Developer contributions and business rates to be used to contribute to cost of Northern Line extension

Northern Line

Wandsworth and Lambeth councils are set to use local business rates to help pay for the extension of the Northern Line to Battersea as part of an innovative funding deal to realise construction of the project

Under the plans, the Greater London Authority will GLA borrow up to £1bn to pay for the extension, with a repayment guarantee provided by the UK Government to minimise borrowing costs.

The loan repayments will then be made through two revenue streams:

  • Contributions from local developers collected by the local authorises under the section 106 and Community Infrastructure Levy (CIL) regimes.
  • The growth in business rates revenue within a new Nine Elms enterprise zone, which would include the regeneration area’s key development sites. The zone would stay in operation for at least 25 years

The scheme would see the Northern Line’s Charing Cross branch extended from Kennington to Battersea Power Station.

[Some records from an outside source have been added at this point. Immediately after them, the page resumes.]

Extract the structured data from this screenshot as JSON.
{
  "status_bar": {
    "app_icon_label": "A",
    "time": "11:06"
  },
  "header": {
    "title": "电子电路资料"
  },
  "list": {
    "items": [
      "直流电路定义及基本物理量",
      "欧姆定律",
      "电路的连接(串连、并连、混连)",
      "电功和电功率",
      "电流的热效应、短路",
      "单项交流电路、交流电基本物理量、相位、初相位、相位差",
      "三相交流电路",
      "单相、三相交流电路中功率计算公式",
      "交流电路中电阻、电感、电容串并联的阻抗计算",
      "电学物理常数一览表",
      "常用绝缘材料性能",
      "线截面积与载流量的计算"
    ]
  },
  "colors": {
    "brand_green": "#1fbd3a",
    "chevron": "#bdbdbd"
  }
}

Ravi Govindia, leader of Wandsworth Council said: “This project could represent a major breakthrough in the way we pay for vital infrastructure projects in this country. We plan to use an enterprise zone as a funding tool for a major transport upgrade, which in turn, will create new growth, new jobs, and even greater tax receipts in the future.”

The plans are set to support 16,000 new homes across the Nine Elms area of the South Bank.

An application for permission for the extension under the Transport and Works Act is due to be submitted by Transport for London before the end of April.